Rioja is a Spanish wine, crisp and smooth. It has distinct smells, including oak, smoke, fruit, and laurel leaves.The tastes aren’t far off from the smell. With ranges of crisp fruits, woody oak, and the warm spiciness of vanilla and cinnamon, it pairs very well with seafood, lamb, cheese, hot/spicy foods, and (preferably roasted) game. Its versatility earns it a place in any newbies wine rack.

6. Riesling

Riesling

Typically a dry, semi-sweet to sweet, sharp, acidic, sparkling white wine, this choice is a wonderful summer wine. In cool climates, it tastes more like apple or other tree fruits. While in warmer climates, it takes on a more citric or peachy note. The wine also pairs well with white fish, and pork. It is one of the few wines that can withstand the stronger flavors and spices of Thai and Chinese food. This easy-to-drink wine is perfect for a casual night in.

5. Pinot Gris

Pinot Gris

This wine is often consumed young. It smells of lemon, apple, pear, and vaguely of floral elements. This choice boasts tastes of vanilla, smoke, almond, and vaguely sweet and is perfect for a Girls’ Night Out.

4. Moscato d’Asti

Moscato d'Asti

This is a wine that pairs well with appetizers, particularly grilled salmon. Also is great with fresh fruits, cold cuts, semi-sweet desserts, soft cheeses, and buffets like Thanksgiving and Christmas. It should be drank young, no more than a few years after it is bottled. It smells of different floral aromas, dried fruits, spice, honey, and citrus. Tastes of citrus (lemon especially), honey, jasmine, and fruits. It is bubbly and acidic, and even avowed wine haters can enjoy this sweet and effervescent wine.

3. Moscato

 Moscato

Moscato is a sweet, dry wine with a usually low alcohol level (about 4-7%.) It is much more than just a dessert wine; however, dessert Moscatos are more typical. Smells of vanilla, orange, and caramel. Tastes of peach, lemon, orange, and vanilla. Pairs well with Chinese food, Thai food, Vietnamese food, firm cheeses, carrots, turkey, duck, and crab. Similar to Moscato d’Asti, this choice lacks the bubbly characteristic but retains the sweetness.

2. Inzolia

isola trinita

A crisp white wine that is characterized with a nutty aroma. Inzolia often boasts fruity and floral notes and tastes of spices and vanilla. This a somewhat heavier wine and would well suit those who prefer a more substantial offering.

1. Chardonnay

 Chardonnay

Chardonnay frequently tastes of berries, fruit, citrus, herbs/flowers, and spice.
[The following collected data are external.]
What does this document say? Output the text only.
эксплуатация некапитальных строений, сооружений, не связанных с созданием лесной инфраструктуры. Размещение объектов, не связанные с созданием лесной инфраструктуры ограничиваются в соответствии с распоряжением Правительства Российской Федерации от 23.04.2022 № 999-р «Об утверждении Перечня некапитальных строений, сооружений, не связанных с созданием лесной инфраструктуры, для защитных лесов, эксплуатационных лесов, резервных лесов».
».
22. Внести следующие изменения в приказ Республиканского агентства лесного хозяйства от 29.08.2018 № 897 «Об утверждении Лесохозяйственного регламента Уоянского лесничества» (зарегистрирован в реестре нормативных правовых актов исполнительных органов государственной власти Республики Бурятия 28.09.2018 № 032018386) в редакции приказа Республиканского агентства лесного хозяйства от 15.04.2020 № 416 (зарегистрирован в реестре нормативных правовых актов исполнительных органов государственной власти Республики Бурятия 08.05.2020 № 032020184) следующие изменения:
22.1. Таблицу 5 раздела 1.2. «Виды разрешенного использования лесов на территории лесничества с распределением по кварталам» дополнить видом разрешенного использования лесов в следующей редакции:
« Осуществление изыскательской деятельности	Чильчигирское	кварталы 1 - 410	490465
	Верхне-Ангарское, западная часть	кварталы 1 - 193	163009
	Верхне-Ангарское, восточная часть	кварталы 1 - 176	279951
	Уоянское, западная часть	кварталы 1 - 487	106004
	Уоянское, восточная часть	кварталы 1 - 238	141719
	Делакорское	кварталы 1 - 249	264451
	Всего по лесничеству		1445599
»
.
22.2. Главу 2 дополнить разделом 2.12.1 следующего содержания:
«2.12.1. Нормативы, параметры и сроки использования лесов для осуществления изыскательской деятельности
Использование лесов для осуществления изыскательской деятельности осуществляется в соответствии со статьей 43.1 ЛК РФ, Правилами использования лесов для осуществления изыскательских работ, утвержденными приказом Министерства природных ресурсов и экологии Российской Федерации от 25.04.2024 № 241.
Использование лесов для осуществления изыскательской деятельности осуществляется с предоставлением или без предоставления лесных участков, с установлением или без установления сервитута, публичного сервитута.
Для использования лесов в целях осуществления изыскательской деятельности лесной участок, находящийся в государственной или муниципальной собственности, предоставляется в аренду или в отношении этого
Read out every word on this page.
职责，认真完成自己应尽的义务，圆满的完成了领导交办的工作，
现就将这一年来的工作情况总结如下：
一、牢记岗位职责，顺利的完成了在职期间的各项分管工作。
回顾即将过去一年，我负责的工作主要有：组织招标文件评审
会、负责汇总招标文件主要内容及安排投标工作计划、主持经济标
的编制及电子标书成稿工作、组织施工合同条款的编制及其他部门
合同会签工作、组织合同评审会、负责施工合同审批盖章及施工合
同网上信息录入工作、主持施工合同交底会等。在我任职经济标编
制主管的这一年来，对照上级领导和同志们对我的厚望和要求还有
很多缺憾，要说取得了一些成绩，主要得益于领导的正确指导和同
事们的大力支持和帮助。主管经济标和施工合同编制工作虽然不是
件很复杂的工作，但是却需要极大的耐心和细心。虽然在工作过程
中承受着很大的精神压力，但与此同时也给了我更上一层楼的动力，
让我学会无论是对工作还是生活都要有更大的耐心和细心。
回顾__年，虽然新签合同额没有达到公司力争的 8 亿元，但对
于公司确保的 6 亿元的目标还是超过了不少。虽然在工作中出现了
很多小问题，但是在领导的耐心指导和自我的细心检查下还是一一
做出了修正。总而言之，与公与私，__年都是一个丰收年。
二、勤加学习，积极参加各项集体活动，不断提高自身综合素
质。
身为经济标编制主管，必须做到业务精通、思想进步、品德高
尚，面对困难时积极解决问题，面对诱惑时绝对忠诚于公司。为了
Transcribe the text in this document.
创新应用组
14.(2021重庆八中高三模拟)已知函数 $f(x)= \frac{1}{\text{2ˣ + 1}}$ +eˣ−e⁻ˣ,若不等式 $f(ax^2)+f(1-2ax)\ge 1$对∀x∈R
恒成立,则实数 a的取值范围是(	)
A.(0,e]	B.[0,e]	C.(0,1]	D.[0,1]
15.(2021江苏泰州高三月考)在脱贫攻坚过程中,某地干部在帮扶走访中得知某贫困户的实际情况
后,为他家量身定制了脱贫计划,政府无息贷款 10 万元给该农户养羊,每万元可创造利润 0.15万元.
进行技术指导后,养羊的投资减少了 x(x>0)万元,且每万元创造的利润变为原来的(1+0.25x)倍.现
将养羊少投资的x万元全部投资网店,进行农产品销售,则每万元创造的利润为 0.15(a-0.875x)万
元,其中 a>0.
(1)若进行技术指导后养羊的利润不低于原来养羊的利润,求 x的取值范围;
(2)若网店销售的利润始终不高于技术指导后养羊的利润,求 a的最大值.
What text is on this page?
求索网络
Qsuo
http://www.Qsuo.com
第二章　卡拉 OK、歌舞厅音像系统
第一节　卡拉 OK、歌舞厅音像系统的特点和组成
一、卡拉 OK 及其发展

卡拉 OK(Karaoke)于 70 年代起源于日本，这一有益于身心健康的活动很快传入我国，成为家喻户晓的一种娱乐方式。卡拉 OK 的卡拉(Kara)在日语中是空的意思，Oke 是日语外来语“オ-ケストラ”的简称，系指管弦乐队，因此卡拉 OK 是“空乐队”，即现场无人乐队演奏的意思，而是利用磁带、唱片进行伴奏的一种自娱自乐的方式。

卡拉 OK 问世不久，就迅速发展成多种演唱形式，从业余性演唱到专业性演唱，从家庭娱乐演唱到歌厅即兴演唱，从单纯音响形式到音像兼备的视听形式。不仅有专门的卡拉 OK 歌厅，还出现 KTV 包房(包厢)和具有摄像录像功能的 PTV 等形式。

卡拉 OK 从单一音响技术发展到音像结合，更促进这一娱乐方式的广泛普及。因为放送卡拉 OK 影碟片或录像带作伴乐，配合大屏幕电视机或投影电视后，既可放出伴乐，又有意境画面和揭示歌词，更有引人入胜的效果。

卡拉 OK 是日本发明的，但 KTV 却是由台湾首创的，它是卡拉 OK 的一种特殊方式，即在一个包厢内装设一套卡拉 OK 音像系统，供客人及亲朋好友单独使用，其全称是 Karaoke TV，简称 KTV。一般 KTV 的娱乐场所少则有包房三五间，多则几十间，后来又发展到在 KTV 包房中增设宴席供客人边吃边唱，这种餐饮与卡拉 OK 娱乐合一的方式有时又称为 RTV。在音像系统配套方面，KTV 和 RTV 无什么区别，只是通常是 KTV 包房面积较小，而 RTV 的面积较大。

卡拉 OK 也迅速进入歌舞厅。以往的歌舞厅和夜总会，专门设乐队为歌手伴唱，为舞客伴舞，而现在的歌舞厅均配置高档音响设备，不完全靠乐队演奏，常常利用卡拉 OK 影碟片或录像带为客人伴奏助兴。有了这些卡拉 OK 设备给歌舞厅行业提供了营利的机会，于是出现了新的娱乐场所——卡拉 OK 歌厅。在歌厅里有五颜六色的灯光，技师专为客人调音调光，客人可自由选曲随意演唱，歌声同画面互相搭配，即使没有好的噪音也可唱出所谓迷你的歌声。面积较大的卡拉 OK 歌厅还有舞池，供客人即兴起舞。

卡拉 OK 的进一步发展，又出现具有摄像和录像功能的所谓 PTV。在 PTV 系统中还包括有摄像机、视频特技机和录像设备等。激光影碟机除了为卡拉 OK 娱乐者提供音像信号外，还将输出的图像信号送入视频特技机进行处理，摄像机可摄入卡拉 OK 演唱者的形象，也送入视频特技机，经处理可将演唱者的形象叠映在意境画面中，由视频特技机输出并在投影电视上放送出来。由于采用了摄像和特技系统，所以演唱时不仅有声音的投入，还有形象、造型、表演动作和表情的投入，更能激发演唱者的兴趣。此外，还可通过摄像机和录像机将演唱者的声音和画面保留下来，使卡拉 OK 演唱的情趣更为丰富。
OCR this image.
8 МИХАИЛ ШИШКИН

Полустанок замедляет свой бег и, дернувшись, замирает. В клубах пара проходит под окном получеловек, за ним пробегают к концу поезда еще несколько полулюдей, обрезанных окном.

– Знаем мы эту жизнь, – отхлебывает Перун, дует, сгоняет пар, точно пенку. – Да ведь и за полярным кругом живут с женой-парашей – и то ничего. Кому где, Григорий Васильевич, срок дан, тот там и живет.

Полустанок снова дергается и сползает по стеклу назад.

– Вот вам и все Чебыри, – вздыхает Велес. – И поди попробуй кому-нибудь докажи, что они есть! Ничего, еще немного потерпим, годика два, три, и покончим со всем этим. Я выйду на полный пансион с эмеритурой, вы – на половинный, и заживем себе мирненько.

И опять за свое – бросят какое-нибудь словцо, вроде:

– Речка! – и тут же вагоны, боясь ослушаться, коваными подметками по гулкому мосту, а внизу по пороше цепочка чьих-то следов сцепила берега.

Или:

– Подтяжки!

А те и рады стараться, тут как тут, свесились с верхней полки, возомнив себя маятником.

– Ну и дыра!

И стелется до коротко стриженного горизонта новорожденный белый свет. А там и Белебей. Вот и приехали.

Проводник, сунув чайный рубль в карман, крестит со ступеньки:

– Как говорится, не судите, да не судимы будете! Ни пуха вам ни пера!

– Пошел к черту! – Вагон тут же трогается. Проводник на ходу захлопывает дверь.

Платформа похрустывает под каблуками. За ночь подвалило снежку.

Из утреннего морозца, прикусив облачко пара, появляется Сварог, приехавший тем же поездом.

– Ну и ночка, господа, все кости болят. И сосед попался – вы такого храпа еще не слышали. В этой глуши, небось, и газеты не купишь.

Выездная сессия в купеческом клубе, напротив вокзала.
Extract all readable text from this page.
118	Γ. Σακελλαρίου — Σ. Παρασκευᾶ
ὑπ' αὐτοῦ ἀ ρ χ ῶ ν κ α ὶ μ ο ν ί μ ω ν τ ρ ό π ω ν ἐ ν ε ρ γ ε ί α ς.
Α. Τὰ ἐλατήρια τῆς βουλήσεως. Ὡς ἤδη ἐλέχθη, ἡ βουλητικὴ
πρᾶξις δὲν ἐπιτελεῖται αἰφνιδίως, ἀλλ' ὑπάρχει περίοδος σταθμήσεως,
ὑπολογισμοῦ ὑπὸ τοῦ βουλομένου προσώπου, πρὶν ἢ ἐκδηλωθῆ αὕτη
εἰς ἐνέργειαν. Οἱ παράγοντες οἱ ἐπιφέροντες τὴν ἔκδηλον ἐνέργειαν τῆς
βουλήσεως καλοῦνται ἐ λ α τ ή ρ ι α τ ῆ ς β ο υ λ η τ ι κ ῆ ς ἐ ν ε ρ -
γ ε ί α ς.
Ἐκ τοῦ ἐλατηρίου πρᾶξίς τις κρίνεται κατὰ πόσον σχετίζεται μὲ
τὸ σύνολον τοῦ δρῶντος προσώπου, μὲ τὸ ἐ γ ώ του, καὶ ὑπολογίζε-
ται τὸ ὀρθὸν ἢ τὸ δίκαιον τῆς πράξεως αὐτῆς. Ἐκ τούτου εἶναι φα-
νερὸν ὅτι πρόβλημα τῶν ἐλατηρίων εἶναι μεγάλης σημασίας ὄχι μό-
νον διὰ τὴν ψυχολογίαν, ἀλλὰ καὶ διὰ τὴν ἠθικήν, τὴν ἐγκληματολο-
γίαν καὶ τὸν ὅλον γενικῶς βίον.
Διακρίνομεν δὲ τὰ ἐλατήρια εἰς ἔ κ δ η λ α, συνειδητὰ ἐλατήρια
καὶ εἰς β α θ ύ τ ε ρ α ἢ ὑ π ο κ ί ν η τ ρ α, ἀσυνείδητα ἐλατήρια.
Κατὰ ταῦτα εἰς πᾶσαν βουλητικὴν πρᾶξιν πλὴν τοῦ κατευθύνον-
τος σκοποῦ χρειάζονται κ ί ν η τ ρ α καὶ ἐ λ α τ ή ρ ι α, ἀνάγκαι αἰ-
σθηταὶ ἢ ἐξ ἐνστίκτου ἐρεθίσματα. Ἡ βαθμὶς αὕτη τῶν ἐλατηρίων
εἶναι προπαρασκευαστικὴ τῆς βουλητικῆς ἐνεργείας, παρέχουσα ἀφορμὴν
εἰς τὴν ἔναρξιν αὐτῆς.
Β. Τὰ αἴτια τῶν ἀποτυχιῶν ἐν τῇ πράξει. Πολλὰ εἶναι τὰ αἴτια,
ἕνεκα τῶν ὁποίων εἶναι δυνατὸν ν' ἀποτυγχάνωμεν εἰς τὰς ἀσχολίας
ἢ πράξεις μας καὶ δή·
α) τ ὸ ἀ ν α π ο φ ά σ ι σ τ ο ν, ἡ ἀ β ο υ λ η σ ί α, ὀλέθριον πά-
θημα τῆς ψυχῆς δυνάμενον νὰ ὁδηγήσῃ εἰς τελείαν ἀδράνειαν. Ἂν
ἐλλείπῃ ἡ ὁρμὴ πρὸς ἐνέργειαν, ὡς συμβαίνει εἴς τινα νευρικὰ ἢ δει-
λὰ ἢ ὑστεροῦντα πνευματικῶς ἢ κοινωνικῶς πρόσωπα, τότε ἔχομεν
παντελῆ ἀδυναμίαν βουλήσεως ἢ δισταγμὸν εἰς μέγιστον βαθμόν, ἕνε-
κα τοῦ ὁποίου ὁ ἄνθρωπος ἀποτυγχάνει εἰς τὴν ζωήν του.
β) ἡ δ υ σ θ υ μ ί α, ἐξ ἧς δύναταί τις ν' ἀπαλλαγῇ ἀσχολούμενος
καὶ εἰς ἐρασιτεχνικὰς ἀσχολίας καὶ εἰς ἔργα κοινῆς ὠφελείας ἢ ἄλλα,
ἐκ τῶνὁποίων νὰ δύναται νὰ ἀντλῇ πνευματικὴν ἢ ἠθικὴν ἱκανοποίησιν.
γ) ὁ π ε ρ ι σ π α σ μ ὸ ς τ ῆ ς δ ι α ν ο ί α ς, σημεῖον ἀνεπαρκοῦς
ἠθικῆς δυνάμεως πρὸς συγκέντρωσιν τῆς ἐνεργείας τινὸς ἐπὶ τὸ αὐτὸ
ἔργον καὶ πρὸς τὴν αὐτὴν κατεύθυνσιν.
An extremely ripe Chardonnay will taste more like tropical fruits, like pineapple, mango, etc. A not-so-ripe Chardonnay will taste more along the lines of green apple or lemon. If it is aged in oak, it will have different flavors and will taste sweeter, like vanilla, coconut, tarts, etc. The smell of vanilla, butter, coconut, and dill are all contributed to oak aging, and this contributes to the creamy notes characteristic in some Chardonnays. This wine pairs well with soft cheeses, fish with herbs, turkey, chicken, pork, and almonds, and is a classic offering that often becomes a favorite.